Sadly, we didn't make the 10:30 ferry. Luckily, we were sold tickets for the 3:30 ferry. But now, what to do with the bonus time? It has been 9 days since we left and my dirty clothes bag was pretty full and my pile of clean clothes was sparse. I asked the agent if there was a laundry facility in town. She said that a hotel down the road a such a facility. Sadly, they had only one washer and one dryer, but with judicious loading and unloading, we had just enough time to wash and dry 3 large loads before we got back one hour early for the 3:30 ferry.

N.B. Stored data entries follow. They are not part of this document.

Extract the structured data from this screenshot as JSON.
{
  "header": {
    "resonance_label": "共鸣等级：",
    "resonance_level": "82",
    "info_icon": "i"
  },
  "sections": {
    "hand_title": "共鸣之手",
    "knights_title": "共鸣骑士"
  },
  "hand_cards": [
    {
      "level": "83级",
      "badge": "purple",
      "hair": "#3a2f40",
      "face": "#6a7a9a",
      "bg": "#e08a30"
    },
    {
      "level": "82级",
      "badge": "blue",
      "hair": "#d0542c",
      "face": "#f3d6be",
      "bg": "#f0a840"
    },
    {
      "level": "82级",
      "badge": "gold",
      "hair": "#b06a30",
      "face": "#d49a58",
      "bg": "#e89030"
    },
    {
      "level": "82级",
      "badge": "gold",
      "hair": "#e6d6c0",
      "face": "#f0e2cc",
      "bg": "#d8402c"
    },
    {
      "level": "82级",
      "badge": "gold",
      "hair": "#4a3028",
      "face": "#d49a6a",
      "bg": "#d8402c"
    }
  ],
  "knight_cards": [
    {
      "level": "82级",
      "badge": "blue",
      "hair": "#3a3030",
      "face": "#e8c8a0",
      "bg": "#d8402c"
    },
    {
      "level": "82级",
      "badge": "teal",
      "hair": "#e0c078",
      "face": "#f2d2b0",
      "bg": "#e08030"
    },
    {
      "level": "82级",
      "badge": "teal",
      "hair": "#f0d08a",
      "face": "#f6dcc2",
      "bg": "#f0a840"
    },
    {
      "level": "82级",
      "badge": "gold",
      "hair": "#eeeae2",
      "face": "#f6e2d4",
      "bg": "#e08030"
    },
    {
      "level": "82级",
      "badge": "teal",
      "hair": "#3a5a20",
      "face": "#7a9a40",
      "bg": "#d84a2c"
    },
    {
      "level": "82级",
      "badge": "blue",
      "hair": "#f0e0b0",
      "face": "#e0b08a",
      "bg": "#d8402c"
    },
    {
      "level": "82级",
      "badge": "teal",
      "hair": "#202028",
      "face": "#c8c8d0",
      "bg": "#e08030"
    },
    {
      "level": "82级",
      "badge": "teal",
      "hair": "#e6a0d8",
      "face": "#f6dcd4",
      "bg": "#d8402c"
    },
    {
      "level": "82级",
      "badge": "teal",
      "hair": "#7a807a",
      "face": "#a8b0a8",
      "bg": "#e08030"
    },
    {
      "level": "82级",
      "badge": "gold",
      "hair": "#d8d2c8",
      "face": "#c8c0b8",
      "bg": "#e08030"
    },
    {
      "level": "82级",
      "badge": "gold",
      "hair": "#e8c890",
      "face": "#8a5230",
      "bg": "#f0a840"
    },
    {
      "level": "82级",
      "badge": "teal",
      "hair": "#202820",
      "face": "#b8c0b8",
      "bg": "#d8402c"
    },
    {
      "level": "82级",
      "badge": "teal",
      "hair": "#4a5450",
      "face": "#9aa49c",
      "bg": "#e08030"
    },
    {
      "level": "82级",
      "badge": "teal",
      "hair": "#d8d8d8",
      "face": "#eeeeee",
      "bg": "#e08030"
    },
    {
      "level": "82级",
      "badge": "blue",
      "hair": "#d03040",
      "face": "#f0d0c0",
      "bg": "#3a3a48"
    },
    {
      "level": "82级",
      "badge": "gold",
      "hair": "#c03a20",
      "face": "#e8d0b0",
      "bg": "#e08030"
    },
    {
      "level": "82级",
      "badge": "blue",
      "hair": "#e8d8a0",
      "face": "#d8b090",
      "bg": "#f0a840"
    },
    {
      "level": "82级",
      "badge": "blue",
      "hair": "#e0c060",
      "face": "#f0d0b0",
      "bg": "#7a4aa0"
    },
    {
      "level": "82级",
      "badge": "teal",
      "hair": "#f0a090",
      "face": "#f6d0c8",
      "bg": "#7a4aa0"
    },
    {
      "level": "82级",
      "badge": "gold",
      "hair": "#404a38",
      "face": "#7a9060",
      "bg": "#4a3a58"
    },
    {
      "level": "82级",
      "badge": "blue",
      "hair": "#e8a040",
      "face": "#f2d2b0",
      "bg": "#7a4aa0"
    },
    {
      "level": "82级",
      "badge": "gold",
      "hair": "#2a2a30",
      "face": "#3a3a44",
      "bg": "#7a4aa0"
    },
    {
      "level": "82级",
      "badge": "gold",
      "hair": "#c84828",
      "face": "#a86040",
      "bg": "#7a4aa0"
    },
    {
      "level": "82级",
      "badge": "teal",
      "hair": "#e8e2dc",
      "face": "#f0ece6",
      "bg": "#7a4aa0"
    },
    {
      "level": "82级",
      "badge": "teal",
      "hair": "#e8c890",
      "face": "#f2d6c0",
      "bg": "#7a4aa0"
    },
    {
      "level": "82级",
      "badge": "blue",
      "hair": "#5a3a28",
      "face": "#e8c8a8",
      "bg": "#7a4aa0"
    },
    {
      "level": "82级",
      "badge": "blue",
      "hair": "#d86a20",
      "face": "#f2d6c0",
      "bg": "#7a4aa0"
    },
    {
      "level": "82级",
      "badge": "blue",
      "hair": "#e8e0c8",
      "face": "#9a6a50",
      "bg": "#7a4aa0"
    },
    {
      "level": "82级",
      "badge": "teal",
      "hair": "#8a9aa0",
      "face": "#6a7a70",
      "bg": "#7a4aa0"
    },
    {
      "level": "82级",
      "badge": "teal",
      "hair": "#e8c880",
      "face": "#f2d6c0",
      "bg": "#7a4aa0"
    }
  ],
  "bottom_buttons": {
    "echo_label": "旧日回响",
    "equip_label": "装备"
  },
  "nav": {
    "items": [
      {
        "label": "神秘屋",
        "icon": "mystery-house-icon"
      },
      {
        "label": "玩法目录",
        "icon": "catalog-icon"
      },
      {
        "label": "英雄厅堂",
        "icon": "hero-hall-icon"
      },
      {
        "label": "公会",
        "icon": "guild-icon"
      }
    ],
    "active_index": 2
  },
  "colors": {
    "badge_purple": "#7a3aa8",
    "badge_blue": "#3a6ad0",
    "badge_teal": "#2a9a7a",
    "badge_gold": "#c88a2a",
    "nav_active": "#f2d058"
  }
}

We also realized that our plans for making the ferry back to Nova Scotia via Port aux Basques were compromised. We went online and now have tickets for the 8:30 ferry. We were going to try to make it to Deer Lake tonight, but that would have had us riding after dark and in this part of the country, moose are a definite danger. We started stopping at motels and found a small hotel and we are north of Gros Morne National Park. This is a good thing because I didn't want my last look to be in the dark!

In theory, tomorrow should be an easy day to get to the ferry to get to Nova Scotia. After that, I can't say, but that will be another post :)

Sunday, July 31, 2011

Canadian Fortune Cookie


Two posts in one day? Yes!

After riding in the rain and unloading all our wet gear, we decided we didn't want to ride to dinner. The hotel has a bar, but no food. So, we find some menus in the lobby of places that will deliver and decide on Chinese. Each dinner came with a fortune cookie. Mine had no fortune (I am not reading any omens into that), but Johnny and Mike both had fortunes. What was fun was that one side was in English, but other side was in French. Also interesting is that the lottery numbers were different ... which begs the question: Which numbers do you play?